La Mont-Dorienne figure, sur cet en-tête, parmi les « Spécialités » de la maison : Crème de Cassis, Quina St Georges, la liqueur « La Fraise du Forez », une Liqueur au Goudron de Norvège, la « Grappe Bourguignonne » et le Vieux Marc de Bourgogne. Son nom évoque vraisemblablement Mont-Dore, la station thermale voisine du Puy-de-Dôme — une évocation commerciale courante pour une liqueur de la région — mais aucun document consulté ne détaille sa composition exacte ni ses vertus supposées ; ce point reste non établi.

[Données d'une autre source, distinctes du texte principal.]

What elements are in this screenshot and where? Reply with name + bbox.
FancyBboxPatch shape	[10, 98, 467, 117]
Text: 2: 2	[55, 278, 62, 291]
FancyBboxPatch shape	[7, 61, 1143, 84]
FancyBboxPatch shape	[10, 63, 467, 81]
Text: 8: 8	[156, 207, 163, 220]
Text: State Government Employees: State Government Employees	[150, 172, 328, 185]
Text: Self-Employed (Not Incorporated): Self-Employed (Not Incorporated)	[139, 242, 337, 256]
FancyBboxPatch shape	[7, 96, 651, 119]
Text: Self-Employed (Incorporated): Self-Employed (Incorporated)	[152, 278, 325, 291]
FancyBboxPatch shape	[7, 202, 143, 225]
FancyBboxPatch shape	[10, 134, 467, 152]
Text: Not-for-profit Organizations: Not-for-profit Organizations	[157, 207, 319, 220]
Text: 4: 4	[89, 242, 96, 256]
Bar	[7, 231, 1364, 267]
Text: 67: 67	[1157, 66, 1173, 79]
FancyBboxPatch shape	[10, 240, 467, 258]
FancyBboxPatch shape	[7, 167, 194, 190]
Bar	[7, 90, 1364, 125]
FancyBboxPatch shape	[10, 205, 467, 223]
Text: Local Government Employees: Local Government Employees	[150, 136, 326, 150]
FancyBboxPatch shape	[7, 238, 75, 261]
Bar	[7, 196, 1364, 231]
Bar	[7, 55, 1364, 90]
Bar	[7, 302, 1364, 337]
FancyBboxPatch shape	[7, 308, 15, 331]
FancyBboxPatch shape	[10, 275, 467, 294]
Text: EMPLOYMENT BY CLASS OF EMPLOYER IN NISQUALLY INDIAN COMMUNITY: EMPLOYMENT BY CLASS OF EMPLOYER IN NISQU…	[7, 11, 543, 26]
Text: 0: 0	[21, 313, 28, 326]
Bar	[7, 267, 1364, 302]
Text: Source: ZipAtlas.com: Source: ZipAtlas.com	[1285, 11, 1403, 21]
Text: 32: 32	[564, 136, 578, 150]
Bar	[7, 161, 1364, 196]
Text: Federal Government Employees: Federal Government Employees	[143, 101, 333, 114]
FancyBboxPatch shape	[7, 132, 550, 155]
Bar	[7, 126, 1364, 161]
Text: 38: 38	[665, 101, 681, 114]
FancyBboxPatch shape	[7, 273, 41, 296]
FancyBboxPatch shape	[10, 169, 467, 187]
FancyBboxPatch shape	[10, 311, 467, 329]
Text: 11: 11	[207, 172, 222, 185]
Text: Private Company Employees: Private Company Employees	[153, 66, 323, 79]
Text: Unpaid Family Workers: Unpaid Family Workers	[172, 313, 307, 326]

Mugnier & Gauthier n’est pas seulement distillateur : l’en-tête de 1911 la présente aussi comme « Maison d’achat en Bourgogne », vendant, à côté de ses propres liqueurs, des vins fins de Bordeaux, Bourgogne, Beaujolais et Chablis, et se déclarant ouverte à l’importation comme à l’exportation. La facture retrouvée concerne la livraison d’une caisse de cassis à un débit de boissons d’Églisenneuve-d’Entraigues, dans le Puy-de-Dôme — une clientèle de cafetiers de proximité, typique du commerce d’une distillerie de province.
Rien, dans les sources consultées, ne renseigne le devenir de la maison au-delà de cette facture de 1911 : ni rachat, ni fusion, ni date de cessation d’activité n’ont pu être établis.
Comme support publicitaire, La Montdorienne semble s’être appuyée d’abord sur l’objet utilitaire : la carafe de bistrot en verre teinté, à inscriptions moulées, plutôt que sur l’affiche ou la plaque émaillée. Aucune autre pièce de réclame n’a pu être authentifiée avec certitude pour cette marque en particulier — un pyrogène de comptoir portant apparemment son nom a été repéré en vente en ligne, sans qu’il ait été possible de l’archiver ni de vérifier l’inscription sur image.